Yıl 2011, yine aralık ayının son haftası yer Uludere, Irak sınırı. Uludere Kaymakamı Naif Yavuz’a ,hava saldırısında evlatlarını kaybedenleri tanıdığı ve cenaze defin işlemleri sırasında onlarla beraber olduğu, onlardan kendisine bir zarar gelmeyeceğine inandığı için yeterli güvenlik önlemi almadan taziyeye gidiyor.
Bu sırada PKK ve BDP’li provokatörler tarafından linç girişiminde bulunuluyor. Güvenlik önlemlerinin yetersizliğinden Kaymakam Yavuz korumasız bir halde saldırganların arasında kalıyor. Yüzlerce kişinin taşla, sopayla saldırıyor. Kaymakam düşüyor, kalkıyor, yuvarlanıyor.
Onu saldırganların elinden kim mi kurtarıyor? Yine o yörenin halkı, hatta hava saldırısında hayatlarını kaybedenlerin yakınları kurtarıyor
Fakat cenazeler nedeniyle yörede çok sayıda terörist veya terör destekçisi bulunduğu için bu saldırı gerçekleşti. BDP’li Hasip Kaplan Başbakan’ı tehdit ediyor ve ‘Burada herkes silahlı, sizi biz de kurtaramayız’ diyordu. Gizli bir tanık da H.Kaplan'ın '35 kişiyi öldürten Kaymakamı kaçırmayın' dediği iddia edildi.
Serum kalmayınca kolundaki serumu çıkarıp Mehmetçiğe takan kişi hava saldırısında oğlunu kaybeden baba millet veya devlet düşmanı olabilir mi? Teröristlerin elinden Kaymakamı kurtaranları düşman göstermek PKK'nın görevini üstlenmek değil de nedir? 20.08. 2012 Şırnak Uludere Gülyazıköyü yolu.

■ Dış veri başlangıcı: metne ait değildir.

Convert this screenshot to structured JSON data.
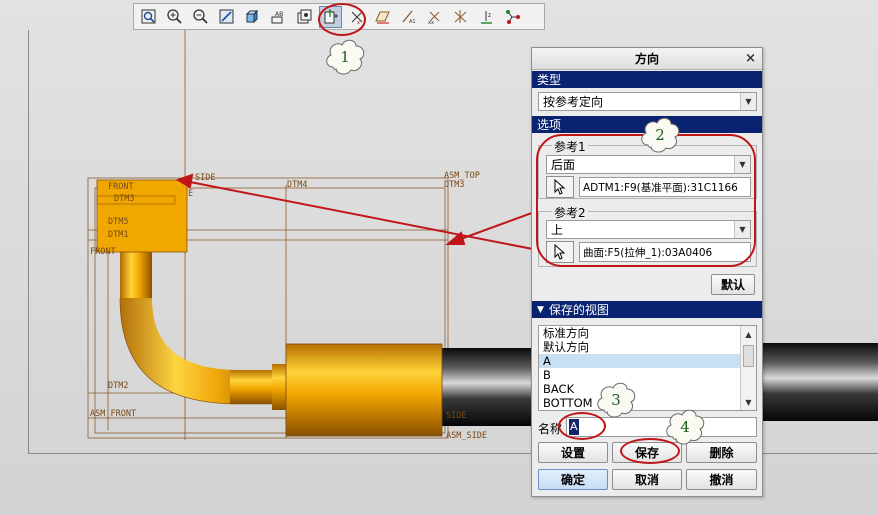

Ahmet Türk ve Aysel Tuğluk'a ziyaretinde uçuruma yuvarlanan sivil minibüste bulunan 9'u asker, 1'i korucu olmak üzere 10 kişi şehit olurken, 10 asker yaralandı. Yaralıları A. Türk ve A. Tuğluk'u bekleyen köydeki vatandaşlar kurtardı.Uludere'de yakınlarını kaybeden kadınların 'Esker öldi' feryatları, ağıt ve yakarışları dağlarda yankılandı. O bölgenin halkı Türk milletinin ve de Türk devletinin asla düşman değildir. Sorun Kürt sorunu değildir, ayrılıkçı, bölücü, terör sorunudur.